Eine bemerkenswerte Geschichte über einen kleinen Jungen, der sich mit dem Mörder seiner Eltern anfreundet, ist in diesen Tagen im „Schreiber & Leser“-Verlag erschienen. „Der Mörder weinte“ umreißt das schwierige Verhältnis der beiden, vom Schicksal aneinander gebundenen Existenzen. Die Graphic Novel von Thierry Murat ist eine Adaption des Romans Anne-Laure Bondoux. Im Rahmen des Comics selbst wird in diesem Zusammenhang kaum gesprochen. Der Autor beschränkt sich vorwiegend auf seine vielschichtigen Motive, die den Leser auf eine Reise mitnehmen. Zwischenzeitlich werden immer wieder Textpassagen zwischen geschoben, welche die Handlung voranschreiten lassen. Die düsteren Motive machen aufgrund ihrer Weitläufigkeit die Distanz der beiden Charaktere zu ihrer Umwelt deutlich. Alles in dieser Geschichte scheint von Einsamkeit zerfressen und die karge Natur bietet auch keinen echten Rückzugsraum mehr, um für die gescholtene Seele als Rettungsanker zu fungieren. „Der Mörder weinte“ fängt die ganze Hoffnungslosigkeit der Situation treffend ein und macht deutlich, wie gnadenlos das Leben manchmal voranschreitet, wenn selbst der Mörder der eigenen Eltern das Licht am Ende des Tunnels verkörpert. Ob sich das Duo am Ende mit dieser Situation arrangiert oder die Bruchstellen zum Riss des Bandes zwischen den beiden Charakteren führen, was sie letztlich nur noch weiter in Richtung Isolation schubsen würde: am Besten du findest es selbst heraus. Es lohnt sich.

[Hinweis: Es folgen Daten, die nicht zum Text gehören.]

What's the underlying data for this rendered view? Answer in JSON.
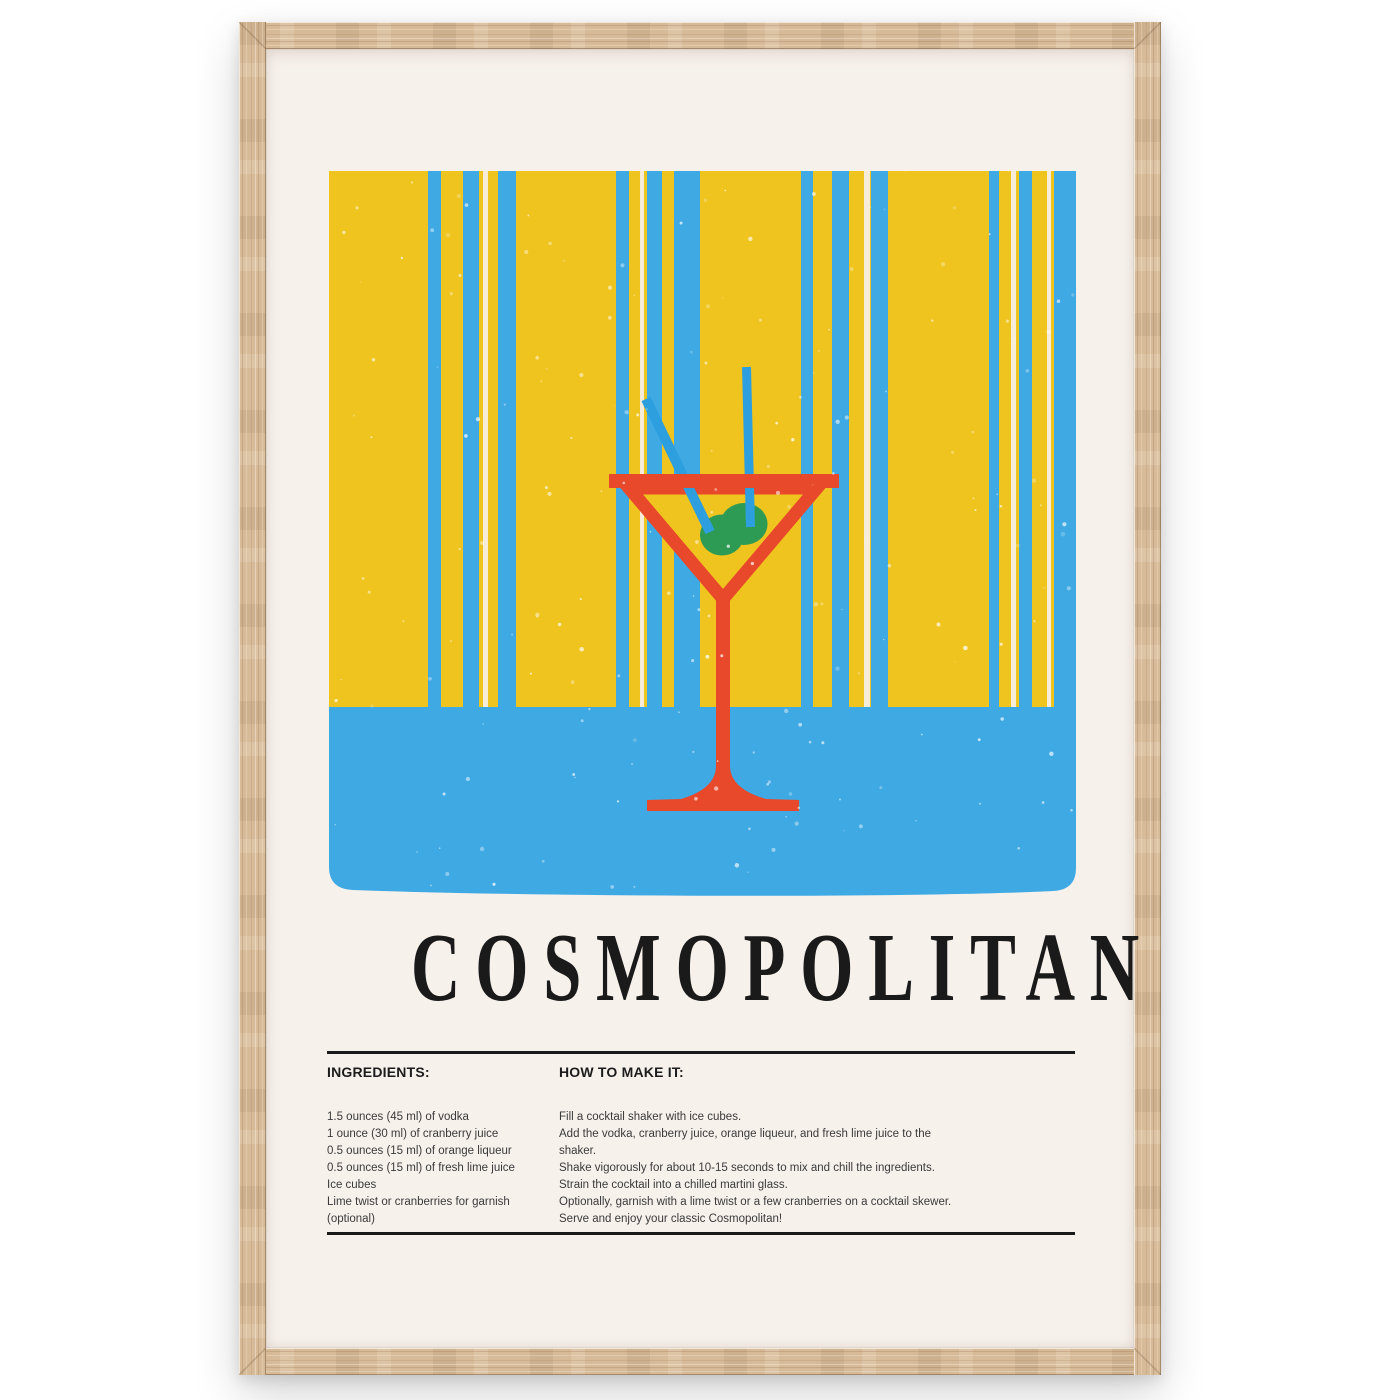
{
  "scene": {
    "background_color": "#ffffff",
    "frame_wood_color": "#d7bb98"
  },
  "poster": {
    "title": "COSMOPOLITAN",
    "ingredients": {
      "heading": "INGREDIENTS:",
      "items": [
        "1.5 ounces (45 ml) of vodka",
        "1 ounce (30 ml) of cranberry juice",
        "0.5 ounces (15 ml) of orange liqueur",
        "0.5 ounces (15 ml) of fresh lime juice",
        "Ice cubes",
        "Lime twist or cranberries for garnish (optional)"
      ]
    },
    "instructions": {
      "heading": "HOW TO MAKE IT:",
      "steps": [
        "Fill a cocktail shaker with ice cubes.",
        "Add the vodka, cranberry juice, orange liqueur, and fresh lime juice to the shaker.",
        "Shake vigorously for about 10-15 seconds to mix and chill the ingredients.",
        "Strain the cocktail into a chilled martini glass.",
        "Optionally, garnish with a lime twist or a few cranberries on a cocktail skewer.",
        "Serve and enjoy your classic Cosmopolitan!"
      ]
    },
    "artwork": {
      "elements": [
        "striped-backdrop",
        "table-surface",
        "martini-glass-icon",
        "olive-icon",
        "straw-icon"
      ],
      "colors": {
        "yellow": "#F0C41E",
        "blue": "#3FA9E4",
        "straw_blue": "#2D9FDE",
        "red": "#E8492B",
        "green": "#2E9B55",
        "paper": "#F7F1EC",
        "ink": "#1A1A1A",
        "body_text": "#3A3A3A"
      }
    }
  }
}
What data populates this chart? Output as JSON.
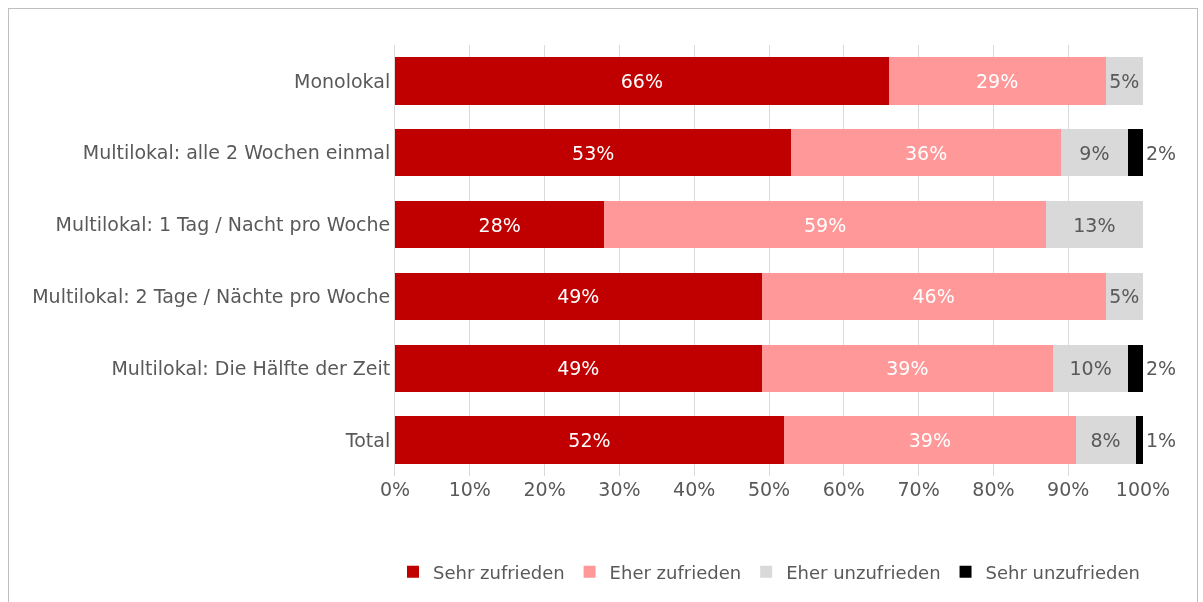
{
  "chart_data": {
    "type": "bar",
    "orientation": "horizontal",
    "stacked": true,
    "grid": "x",
    "legend": "bottom",
    "categories": [
      "Monolokal",
      "Multilokal: alle 2 Wochen einmal",
      "Multilokal: 1 Tag / Nacht pro Woche",
      "Multilokal: 2 Tage / Nächte pro Woche",
      "Multilokal: Die Hälfte der Zeit",
      "Total"
    ],
    "xlim": [
      0,
      100
    ],
    "xticks": [
      {
        "value": 0,
        "label": "0%"
      },
      {
        "value": 10,
        "label": "10%"
      },
      {
        "value": 20,
        "label": "20%"
      },
      {
        "value": 30,
        "label": "30%"
      },
      {
        "value": 40,
        "label": "40%"
      },
      {
        "value": 50,
        "label": "50%"
      },
      {
        "value": 60,
        "label": "60%"
      },
      {
        "value": 70,
        "label": "70%"
      },
      {
        "value": 80,
        "label": "80%"
      },
      {
        "value": 90,
        "label": "90%"
      },
      {
        "value": 100,
        "label": "100%"
      }
    ],
    "series": [
      {
        "name": "Sehr zufrieden",
        "color": "#c00000",
        "values": [
          66,
          53,
          28,
          49,
          49,
          52
        ],
        "value_labels": [
          "66%",
          "53%",
          "28%",
          "49%",
          "49%",
          "52%"
        ]
      },
      {
        "name": "Eher zufrieden",
        "color": "#ff9999",
        "values": [
          29,
          36,
          59,
          46,
          39,
          39
        ],
        "value_labels": [
          "29%",
          "36%",
          "59%",
          "46%",
          "39%",
          "39%"
        ]
      },
      {
        "name": "Eher unzufrieden",
        "color": "#d9d9d9",
        "values": [
          5,
          9,
          13,
          5,
          10,
          8
        ],
        "value_labels": [
          "5%",
          "9%",
          "13%",
          "5%",
          "10%",
          "8%"
        ]
      },
      {
        "name": "Sehr unzufrieden",
        "color": "#000000",
        "values": [
          null,
          2,
          null,
          null,
          2,
          1
        ],
        "value_labels": [
          null,
          "2%",
          null,
          null,
          "2%",
          "1%"
        ]
      }
    ]
  }
}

Wer sich schon immer mal gewünscht hat, Matt Groening möchte doch bitte seine beiden größten Errungenschaften namens The Simpsons und Futurama in einer gemeinsamen Geschichte vereinen, der sollte sich jetzt mal schnell in die Comic-Abteilung einer nahe gelegenen Buchhandlung begeben. Da steht nämlich seit kurzem ein monströses Album namens „Die Simpsons / Futurama Crossover Krise“ in den Regalen und macht auf 200 Seiten eine äußerst gute Figur. Hin und wieder neigen solchen Generationstreffen ja durchaus dazu, über den A-Ha-Effekt hinaus, nichts wirklich Spannendes in der Hinterhand zu haben. Im Falle dieses Crossovers aber haben Groening und sein Partner (und Zeichner) Bill Morrison ganze Arbeit geleistet. Direkt nach dem Öffnen des Hochglanz-Pakets kommt man aus dem Grinsen gar nicht mehr heraus. Im Rückumschlag steckt doch tatsächlich ein Nachdruck der allerersten, deutschen Simpsons-Ausgabe, was schon allein den Kauf dieses Werks rechtfertigen sollte (Selbige wurde übrigens im Jahre 1993 mit einem Eisner Award ausgezeichnet). Wenn dann Fry und seine Kumpels gleich zu Beginn auch noch mithilfe eines Comics im Comic in die Welt der Simpsons geschleudert werden, nimmt der Wahnsinn seinen Lauf. Homer und Bender rotten sich zusammen und beginnen sich den trüben Tag ein bisschen schöner zu trinken. Fry und Bart hecken zusammen ein paar fiese Missetaten aus und Leela und Lisa halten der naiven Männerwelt den Spiegel vor. Darüber hinaus werden auch noch ein paar imposante Sidekicks in Richtung „Star Wars“ zwischen gestreut, wenn die Simpsons sich plötzlich aufgrund eines Risses im Raum-Zeit-Kontinuum im New York des 31. Jahrhunderts wieder finden. Dass in diesem Zusammenhang sowohl der eigenwillige Humor von Futurama, wie auch die gesellschaftskritischen Momente der Simpsons, nicht auf der Strecke bleiben, ist bemerkenswert. Gerade dann nämlich, wenn die Protagonisten aufeinander treffen, wächst dieser Comic-Band regelrecht über sich hinaus und bringt einen immer wieder dazu, lauthals loszulachen. Bleibt am Ende eigentlich nur zu hoffen, dass sich die Verantwortlichen dazu entschließen, eine entsprechende Leinwand-Version dieses Crossovers aus dem Ärmel zu schütteln.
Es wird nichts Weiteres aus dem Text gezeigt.